Dr. Michael Breus, a clinical psychologist and both a diplomat of the American Board of Sleep Medicine and a fellow of the American Academy of Sleep Medicine, tweeted Medical Daily that sleeping on your back is the ideal position for a good night’s rest. There are many benefits to sleeping on one’s back, including keeping your head, neck, and spine aligned and in a neutral position.

This ensures that there is no extra pressure being added to the back and that your spine stayed aligned all night long, which means you won’t be up all night tossing and turning. What's more, sleeping on your back has the added bonus of helping to prevent acid reflux by making it less likely for digested substances to come back up.

Hack: Sleeping on the back is difficult for those who snore or suffer from sleep apnea. For these individuals, sleeping on the side may serve as a better alternative: It can help to prevent back pain all while keeping the oropharynx clear to minimize the risk of snoring and sleep apnea.

Keep A Bedtime

According to the American Sleep Foundation, sticking to a “sleep schedulable” that involves going to bed and waking up at the same time, even on weekends, can help you to fall asleep and stay asleep throughout the night. This is because it helps to train your body’s clock to begin the winding down process at the same time each night, ensuring a more natural and deeper rest.
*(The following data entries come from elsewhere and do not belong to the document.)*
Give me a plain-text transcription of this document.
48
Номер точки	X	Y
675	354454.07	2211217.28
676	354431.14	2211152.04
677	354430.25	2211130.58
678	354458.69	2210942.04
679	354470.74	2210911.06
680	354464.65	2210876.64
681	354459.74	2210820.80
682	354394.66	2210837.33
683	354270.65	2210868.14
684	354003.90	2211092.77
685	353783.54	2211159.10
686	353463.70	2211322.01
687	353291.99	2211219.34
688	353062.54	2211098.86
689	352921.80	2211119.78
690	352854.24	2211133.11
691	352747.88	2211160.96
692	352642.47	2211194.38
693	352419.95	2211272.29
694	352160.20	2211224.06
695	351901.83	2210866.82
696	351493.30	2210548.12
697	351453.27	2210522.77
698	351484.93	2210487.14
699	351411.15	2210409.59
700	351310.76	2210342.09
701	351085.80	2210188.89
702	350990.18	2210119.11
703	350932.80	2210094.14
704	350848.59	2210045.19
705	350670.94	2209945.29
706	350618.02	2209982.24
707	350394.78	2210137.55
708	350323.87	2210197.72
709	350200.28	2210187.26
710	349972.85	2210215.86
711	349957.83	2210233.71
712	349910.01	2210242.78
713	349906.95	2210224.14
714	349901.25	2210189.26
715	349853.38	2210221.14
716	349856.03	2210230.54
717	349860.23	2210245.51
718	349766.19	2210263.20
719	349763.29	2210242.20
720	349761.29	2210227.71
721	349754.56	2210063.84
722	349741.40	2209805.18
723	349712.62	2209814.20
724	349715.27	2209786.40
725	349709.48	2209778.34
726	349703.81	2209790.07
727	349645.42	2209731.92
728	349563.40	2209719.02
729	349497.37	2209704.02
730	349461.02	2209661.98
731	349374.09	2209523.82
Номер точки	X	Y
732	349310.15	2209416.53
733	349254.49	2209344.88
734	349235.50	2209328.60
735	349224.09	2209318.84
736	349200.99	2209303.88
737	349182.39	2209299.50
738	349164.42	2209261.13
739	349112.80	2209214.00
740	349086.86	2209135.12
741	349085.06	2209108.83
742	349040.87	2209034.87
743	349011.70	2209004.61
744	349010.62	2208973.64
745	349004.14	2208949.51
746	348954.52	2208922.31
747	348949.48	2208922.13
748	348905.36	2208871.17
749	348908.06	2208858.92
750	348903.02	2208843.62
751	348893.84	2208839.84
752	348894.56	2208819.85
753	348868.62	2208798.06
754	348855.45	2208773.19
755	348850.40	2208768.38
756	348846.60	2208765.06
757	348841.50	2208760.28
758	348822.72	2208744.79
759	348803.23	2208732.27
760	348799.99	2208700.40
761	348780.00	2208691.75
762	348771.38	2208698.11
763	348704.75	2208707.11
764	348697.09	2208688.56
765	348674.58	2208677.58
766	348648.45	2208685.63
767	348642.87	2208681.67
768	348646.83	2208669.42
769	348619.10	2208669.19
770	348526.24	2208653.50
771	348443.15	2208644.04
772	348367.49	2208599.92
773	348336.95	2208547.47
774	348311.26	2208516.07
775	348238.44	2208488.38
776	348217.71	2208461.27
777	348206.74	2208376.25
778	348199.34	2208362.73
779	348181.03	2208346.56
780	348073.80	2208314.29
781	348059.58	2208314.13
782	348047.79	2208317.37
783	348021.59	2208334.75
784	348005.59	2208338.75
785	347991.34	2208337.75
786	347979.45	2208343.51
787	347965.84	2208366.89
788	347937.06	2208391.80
Along with a regular bedtime, keeping regular bedtime rituals can also help to ensure a deeper rest. These rituals should be done away from unnatural lighting and should not cause excitement or anxiety.

Contrary to common belief, many bedtime rituals such as enjoying a cigarette, alcoholic beverage, or having a large snack right before settling down can actually do more harm than good to your sleeping pattern. The American Sleep Foundation advises that you keep away from all of these before setting down, as they can increase the chances of disrupted sleep.

Hack: Try a hot bath or enjoy a glass of warm milk before bed. Along with helping you to relax, these activities will slightly increase your body temperature, which in turn can also help with the pre-sleep, cool-down process.